Polls show most of the U.S. agrees that “[Republicans and Democrats do such a bad job that a third party is needed.” On some issues, like our massive military budget, unconditional aid to Israel, and reliance on billionaires for campaign financing, the two parties converge to a frightening degree.
Nevertheless, a viable third-party is nowhere in sight.
Our electoral system is only part of the problem. We also have undemocratic laws that prevent third parties from getting on the ballot. Both the Democrats and Republicans sue their weak third-party rivals to stop them from competing, rather than trying to win in a fair competition.
Our political parties are also very weak—meaning, they are not accountable to any party membership, and they have no meaningful platform. For instance, many perceive the Democrats as the party of reproductive rights, but they do nothing to thwart anti-choice Democratic officials. And ordinary Democratic voters cannot change that.
We cannot change the Democrats or Republicans from within. And we face insurmountable obstacles trying to build alternatives.
We need structural change.

Policy Demands
Equal Ballot Access
One simple and easy path to ballot access. No more automatic access for major parties! No more ballot obstacles for smaller parties!
Freedom of Association
Get rid of open primaries wherever they exist. Let parties include or exclude whomever they wish. Support internal democracy for parties, especially party membership control over the party platform.
Better Electoral Systems
Support multi-member districts, parliamentary systems, and electoral methods like weighted and preferential voting, to expand democratic power.

Our Work
Education.
We host reading groups and discussions about the value of real political parties and the need for structural change.
Policy advocacy.
We oppose any and all laws that discriminate against ballot access for third parties. We also support alternate voting systems and fusion voting, and aim to change these policies through referenda and legislation.
Outreach.
We connect with voters, nonprofit organizations, labor unions, and civic groups. See if your organization will pledge to support equal ballot access for all parties!
Why We Need Parties
Political parties, with all their well-known human and structural shortcomings, are the only devices thus far invented by the wit of Western man which with some effectiveness can generate countervailing collective power on behalf of the many individually powerless against the relatively few who are individually—or organizationally—powerful.
Walter Burnham
Why should it be “rational” to cast a major-party vote for a candidate who has no intention of representing you, whereas to cast a third-party vote for a candidate who has no chance in winning is deemed “wasted”? This is the Tyranny of the two-party system, a tyranny of systematically managed perception.
Lisa Disch
“The spirit of party” is “the vigilant watchman over the conduct of those in power.
The Albany Argus
The political parties created democracy and modern democracy is unthinkable save in terms of the parties.
E.E. Schattschneider
Party for your right to fight.
Public Enemy
Just as it would be ludicrous to have stores that provided only two styles of shoes or two kinds of vegetables, it is no less absurd to have a party system that provides only two choices to represent the great variety of opinions in the United States.
Douglas Amy
. . . third-party failure is not endemic to winner-take-all voting. On the contrary, it is an effect of institutional obstacles and ideological fiction that have rebuffed third-party challenges for most of the twentieth century. This is the politics of the two-party system, an arrangement that may rather limit democracy than foster it.
Lisa Disch
One of the best-kept secrets in American politics is that the two-party system has long been brain dead -- kept alive by support systems like state electoral laws that protect the established parties from rivals and by Federal subsidies and so-called campaign reform. The two-party system would collapse in an instant if the tubes were pulled and the IV's were cut.
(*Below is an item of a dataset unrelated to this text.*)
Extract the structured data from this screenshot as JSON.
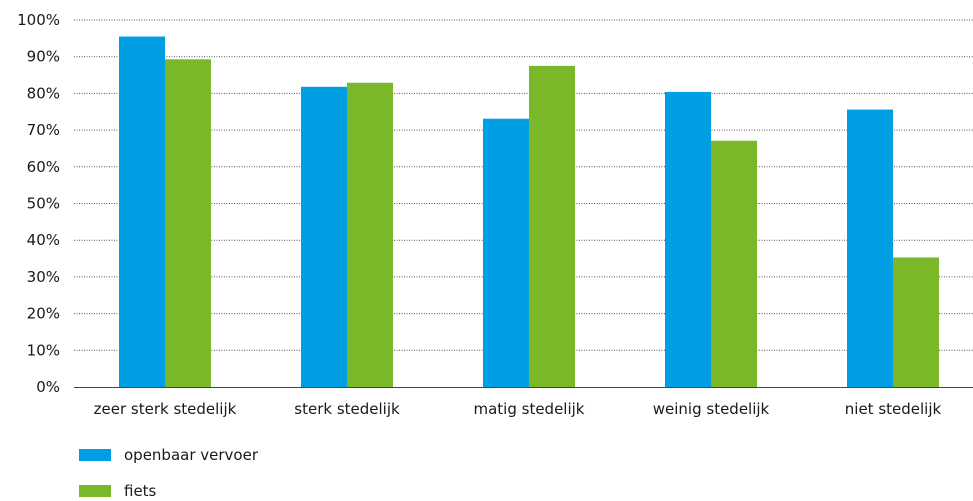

[. . . ] to go with a party which the voter thinks is fundamentally wrong or is headed entirely in the wrong direction, merely because the other party is worse, is not calculated to make for wholesome politics or for the ultimate benefit of the country.
James Albert Woodburn
In a genuinely democratic party, the organization’s membership, program, and leadership are bound together tightly by a powerful, mutually reinforcing connection. The party’s members are its sovereign power; they come together through a sense of shared interest or principle. Through deliberation, the members establish a program to advance those interests. The party educates the public around the program, and it serves, in effect, as the lodestar by which the party is guided. Finally, the members choose a party leadership — including electoral candidates — who are accountable to the membership and bound by the program.
It might seem obvious that those are the characteristics of a truly democratic party. Yet the Democratic Party has none of them.